More than two dozen varieties of basil grow in Madalene Hill’s Round Top, Texas patio garden. Among them, one of the real standouts is green pepper basil, a remarkable old herb with centuries of use in various cultures. Ocimum selloi is becoming increasingly popular now in the United States, with a distinctive flavor that is just as its name implies—a combination of green pepper and basil. Its deep-green leaves are considerably longer than those of other basils, making it more closely resemble a pepper plant. This unusual plant has a milder, more complex flavor than most of its cousins.

O. selloi was first collected near Chiapas, Mexico, by botanist Dennis E. Breedlove, curator emeritus of the California Academy of Sciences. The area is well known for producing an array of fascinating edible plants, including several varieties of chilhuacle peppers.

Art Tucker, Ph.D., of Delaware State University, who has done a preliminary analysis on green pepper basil, reports smelling the green pepper pyrazines in the plant but says he has not completely isolated the chemicals. He said, “My nose smells the green pepper pyrazines so they’re probably there, but I can’t report a level yet.”

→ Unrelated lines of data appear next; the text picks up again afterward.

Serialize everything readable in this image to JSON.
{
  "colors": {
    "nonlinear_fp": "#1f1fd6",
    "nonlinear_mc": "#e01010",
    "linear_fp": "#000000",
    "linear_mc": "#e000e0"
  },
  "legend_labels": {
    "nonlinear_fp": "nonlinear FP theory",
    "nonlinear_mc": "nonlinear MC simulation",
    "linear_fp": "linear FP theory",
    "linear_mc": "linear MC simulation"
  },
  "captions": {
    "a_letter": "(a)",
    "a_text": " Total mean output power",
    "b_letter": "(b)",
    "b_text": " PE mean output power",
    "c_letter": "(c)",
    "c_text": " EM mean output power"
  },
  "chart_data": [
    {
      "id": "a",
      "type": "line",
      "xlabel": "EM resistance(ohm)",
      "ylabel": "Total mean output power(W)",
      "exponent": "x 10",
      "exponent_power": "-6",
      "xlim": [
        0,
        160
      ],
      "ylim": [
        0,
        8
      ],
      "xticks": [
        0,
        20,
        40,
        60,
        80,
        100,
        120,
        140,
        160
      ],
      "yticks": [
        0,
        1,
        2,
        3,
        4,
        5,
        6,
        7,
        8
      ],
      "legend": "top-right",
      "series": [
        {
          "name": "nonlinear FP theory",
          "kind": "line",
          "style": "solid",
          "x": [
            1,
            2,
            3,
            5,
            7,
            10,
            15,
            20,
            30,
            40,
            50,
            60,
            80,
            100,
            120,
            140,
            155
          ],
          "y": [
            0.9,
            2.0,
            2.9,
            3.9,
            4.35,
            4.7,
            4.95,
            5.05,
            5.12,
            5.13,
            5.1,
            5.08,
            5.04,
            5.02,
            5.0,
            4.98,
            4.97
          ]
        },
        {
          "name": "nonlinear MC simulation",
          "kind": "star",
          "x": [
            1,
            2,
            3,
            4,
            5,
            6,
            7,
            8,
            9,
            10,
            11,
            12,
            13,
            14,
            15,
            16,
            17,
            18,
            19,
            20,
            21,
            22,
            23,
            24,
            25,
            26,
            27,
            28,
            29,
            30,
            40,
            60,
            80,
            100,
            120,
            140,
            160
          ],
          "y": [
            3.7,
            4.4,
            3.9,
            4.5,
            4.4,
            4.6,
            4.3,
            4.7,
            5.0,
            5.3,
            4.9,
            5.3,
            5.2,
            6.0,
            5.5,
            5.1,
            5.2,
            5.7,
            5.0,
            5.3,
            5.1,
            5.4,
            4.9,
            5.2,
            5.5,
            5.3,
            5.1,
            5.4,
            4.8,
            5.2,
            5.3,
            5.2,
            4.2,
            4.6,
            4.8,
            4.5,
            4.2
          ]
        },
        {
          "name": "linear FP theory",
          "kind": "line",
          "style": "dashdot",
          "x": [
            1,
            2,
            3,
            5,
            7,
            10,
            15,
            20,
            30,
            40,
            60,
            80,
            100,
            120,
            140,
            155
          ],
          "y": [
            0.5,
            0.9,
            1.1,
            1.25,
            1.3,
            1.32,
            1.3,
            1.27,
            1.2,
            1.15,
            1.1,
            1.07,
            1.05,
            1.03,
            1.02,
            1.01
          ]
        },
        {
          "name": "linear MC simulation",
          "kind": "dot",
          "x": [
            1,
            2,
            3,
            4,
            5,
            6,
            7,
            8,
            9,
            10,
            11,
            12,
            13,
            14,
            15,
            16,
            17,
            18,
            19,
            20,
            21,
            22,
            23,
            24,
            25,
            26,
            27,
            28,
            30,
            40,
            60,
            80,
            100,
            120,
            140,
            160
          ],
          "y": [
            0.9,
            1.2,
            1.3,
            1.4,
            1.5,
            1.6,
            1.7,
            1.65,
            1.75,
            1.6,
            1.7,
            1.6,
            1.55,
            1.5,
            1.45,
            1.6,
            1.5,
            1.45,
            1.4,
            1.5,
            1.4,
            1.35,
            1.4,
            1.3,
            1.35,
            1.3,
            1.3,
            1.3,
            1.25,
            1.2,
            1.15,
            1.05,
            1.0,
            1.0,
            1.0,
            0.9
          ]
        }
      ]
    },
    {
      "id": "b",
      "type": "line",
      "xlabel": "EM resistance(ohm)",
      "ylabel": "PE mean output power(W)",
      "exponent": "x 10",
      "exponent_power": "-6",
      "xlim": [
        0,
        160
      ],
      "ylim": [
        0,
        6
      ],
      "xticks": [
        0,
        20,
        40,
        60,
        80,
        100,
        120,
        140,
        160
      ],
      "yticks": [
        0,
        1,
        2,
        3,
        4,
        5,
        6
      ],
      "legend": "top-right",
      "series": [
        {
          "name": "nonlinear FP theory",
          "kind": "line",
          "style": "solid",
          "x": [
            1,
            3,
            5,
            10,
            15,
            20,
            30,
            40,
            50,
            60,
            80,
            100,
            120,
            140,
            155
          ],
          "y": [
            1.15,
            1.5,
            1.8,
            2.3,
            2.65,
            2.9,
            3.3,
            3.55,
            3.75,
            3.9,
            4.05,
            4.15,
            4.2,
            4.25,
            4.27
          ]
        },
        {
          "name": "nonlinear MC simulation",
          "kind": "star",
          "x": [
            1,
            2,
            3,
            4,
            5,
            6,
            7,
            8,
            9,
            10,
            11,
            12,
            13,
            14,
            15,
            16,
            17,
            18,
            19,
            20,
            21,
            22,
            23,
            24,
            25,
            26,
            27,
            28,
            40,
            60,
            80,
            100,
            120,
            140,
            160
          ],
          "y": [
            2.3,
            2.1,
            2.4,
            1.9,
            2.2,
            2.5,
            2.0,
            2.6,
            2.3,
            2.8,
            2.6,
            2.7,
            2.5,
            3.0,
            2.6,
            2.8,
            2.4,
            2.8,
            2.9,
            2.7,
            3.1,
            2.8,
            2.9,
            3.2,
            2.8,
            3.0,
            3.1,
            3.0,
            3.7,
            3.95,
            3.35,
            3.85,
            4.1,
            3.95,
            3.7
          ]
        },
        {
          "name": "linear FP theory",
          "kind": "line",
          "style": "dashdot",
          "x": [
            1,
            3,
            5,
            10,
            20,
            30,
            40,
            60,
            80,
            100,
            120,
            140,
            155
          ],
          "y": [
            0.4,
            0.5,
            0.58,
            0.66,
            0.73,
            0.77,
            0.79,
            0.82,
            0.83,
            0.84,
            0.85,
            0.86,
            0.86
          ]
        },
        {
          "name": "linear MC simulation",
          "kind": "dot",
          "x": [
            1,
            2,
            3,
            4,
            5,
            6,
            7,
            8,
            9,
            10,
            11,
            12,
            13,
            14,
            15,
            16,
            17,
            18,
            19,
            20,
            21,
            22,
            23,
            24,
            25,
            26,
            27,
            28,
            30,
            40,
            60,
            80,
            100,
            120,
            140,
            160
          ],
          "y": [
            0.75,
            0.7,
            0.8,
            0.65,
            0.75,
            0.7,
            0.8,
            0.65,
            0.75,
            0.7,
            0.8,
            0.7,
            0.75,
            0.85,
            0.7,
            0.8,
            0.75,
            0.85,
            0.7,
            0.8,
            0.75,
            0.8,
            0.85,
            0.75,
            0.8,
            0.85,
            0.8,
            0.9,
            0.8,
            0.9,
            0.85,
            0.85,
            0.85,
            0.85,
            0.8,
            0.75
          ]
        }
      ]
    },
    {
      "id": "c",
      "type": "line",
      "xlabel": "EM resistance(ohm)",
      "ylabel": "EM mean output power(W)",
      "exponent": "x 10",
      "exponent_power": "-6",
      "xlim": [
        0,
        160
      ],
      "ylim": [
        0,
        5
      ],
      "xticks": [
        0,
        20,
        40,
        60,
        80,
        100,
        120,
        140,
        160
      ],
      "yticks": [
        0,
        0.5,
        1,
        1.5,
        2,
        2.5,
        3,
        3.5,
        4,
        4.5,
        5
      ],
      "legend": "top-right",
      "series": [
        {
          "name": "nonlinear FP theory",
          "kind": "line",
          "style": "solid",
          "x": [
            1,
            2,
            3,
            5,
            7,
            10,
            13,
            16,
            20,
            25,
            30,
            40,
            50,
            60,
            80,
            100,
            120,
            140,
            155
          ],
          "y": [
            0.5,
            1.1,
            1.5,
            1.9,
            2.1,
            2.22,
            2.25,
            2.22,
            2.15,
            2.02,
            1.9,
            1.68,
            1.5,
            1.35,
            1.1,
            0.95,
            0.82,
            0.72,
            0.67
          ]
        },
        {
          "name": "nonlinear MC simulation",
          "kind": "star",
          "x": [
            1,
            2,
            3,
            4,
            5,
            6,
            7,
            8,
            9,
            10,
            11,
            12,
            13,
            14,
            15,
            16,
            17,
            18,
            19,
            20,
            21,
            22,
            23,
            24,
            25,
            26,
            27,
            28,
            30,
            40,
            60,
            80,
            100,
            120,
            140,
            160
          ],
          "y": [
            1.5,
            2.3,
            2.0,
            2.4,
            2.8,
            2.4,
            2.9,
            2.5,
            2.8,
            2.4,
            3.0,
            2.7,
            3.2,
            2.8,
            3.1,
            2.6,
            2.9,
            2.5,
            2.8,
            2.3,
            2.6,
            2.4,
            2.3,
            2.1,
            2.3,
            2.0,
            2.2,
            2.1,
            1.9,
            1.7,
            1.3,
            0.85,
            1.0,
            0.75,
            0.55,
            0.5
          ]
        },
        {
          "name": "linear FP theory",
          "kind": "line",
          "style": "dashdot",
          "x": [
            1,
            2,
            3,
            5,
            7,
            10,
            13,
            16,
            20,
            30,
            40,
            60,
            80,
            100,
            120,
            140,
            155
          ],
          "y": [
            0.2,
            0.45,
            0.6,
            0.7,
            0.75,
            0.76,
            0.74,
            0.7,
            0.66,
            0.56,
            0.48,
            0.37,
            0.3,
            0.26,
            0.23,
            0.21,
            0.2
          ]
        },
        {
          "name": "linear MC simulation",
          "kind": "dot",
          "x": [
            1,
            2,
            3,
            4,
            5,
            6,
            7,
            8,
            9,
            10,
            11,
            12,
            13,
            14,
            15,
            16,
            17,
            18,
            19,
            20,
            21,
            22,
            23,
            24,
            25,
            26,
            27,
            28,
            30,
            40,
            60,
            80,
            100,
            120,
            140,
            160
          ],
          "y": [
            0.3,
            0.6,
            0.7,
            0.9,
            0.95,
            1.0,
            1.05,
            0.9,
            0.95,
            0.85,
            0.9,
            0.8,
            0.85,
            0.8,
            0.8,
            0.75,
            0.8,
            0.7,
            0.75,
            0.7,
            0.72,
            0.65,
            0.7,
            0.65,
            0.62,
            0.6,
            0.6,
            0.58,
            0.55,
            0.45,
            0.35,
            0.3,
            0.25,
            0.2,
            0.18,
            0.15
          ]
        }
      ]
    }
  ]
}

Basil essential oils traditionally have been used to kill or repel insects, to flavor foods, in fragrances, in folk medicine and as condiments. In Brazil, O. selloi has been used to treat stomachaches and as an anti-inflammatory remedy. A 2003 study conducted at the State University of Ponta Grossa in Brazil found green pepper basil’s oil to be an effective mosquito repellent that wasn’t irritating to human skin.